Tom Westover, MD of Cooper University Hospital in New Jersey and a member of the New Jersey VBAC Task Force will address health professionals and birth advocates about increasing access to VBAC on March 26 at the New Jersey BirthNetwork Symposium at Rutgers University Inn & Conference Center, Supporting NJ’s Birth Plan: Taking the Next Step and Implementing Evidence-Based, Mother-Friendly Maternity Practices in New Jersey.

 Resources

Northern New England Perinatal Quality Improvement Network,  VBAC Project

Childbirth Connection, Maternity Care and Liability: Pressing Problems, Substantive Solutions

The Power To Push Campaign Has It Right When It Comes To VBAC

5 Oct

The Power to Push Campain was created in 2010 by the British Columbia Women’s Hospital and Health Center to  reduce cesarean rates and help women make informed decisions about VBAC, elective primary or repeat cesareans.

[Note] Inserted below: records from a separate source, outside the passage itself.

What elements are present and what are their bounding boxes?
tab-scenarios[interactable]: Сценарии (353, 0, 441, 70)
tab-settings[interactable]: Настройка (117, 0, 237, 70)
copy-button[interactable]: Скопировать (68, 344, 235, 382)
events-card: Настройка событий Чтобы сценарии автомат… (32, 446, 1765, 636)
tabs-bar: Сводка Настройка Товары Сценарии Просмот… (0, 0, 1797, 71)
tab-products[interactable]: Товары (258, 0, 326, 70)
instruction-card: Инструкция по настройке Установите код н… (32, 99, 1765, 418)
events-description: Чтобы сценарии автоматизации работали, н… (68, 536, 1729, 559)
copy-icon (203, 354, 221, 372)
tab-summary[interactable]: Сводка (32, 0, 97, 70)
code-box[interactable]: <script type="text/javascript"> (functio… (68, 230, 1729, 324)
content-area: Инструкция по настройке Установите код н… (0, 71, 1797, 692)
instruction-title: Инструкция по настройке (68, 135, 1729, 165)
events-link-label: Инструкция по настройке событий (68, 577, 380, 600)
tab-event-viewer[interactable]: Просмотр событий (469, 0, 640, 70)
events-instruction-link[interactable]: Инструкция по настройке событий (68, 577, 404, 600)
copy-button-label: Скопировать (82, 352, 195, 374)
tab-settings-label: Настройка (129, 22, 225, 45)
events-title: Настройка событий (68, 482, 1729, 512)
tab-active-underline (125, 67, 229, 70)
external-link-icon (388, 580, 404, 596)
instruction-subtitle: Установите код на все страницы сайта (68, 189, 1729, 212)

Based on the latest evidence and respect for women’s ability to make their own decisions about how best to give birth, the Power To Push project has developed  well balanced, easy to understand consumer education booklets that tell it like it is. Resources in five different languages include brochures on VBAC, vaginal breech birth, and ECV, external cephalic version, a safe method of turning a breech around the 37th week of pregnancy. Their website also includes videos featuring real women sharing their personal birth stories and wisdom. Theresa’s VBAC story is honest, encouraging, and unusual given that her OB encouraged her to consider a VBAC. Women can also take the Birthing Misconception Quiz to increase their knowledge about cesarean and VBAC.

At the hospital’s Best Birth Clinic, women can be referred to the Choices in Childbirth Counselling Service where women can meet with a Registered Clinical Counsellor to discuss their concerns, and receive current, evidence-based information on the risks and benefits of cesarean birth.

Everyone involved in the Power To Push Campaign is committed to supporting women’s choices and helping them have the best birth possible. The U.S. can certainly benefit from this exemplary model of care aimed at reducing cesareans and increasing access to VBAC.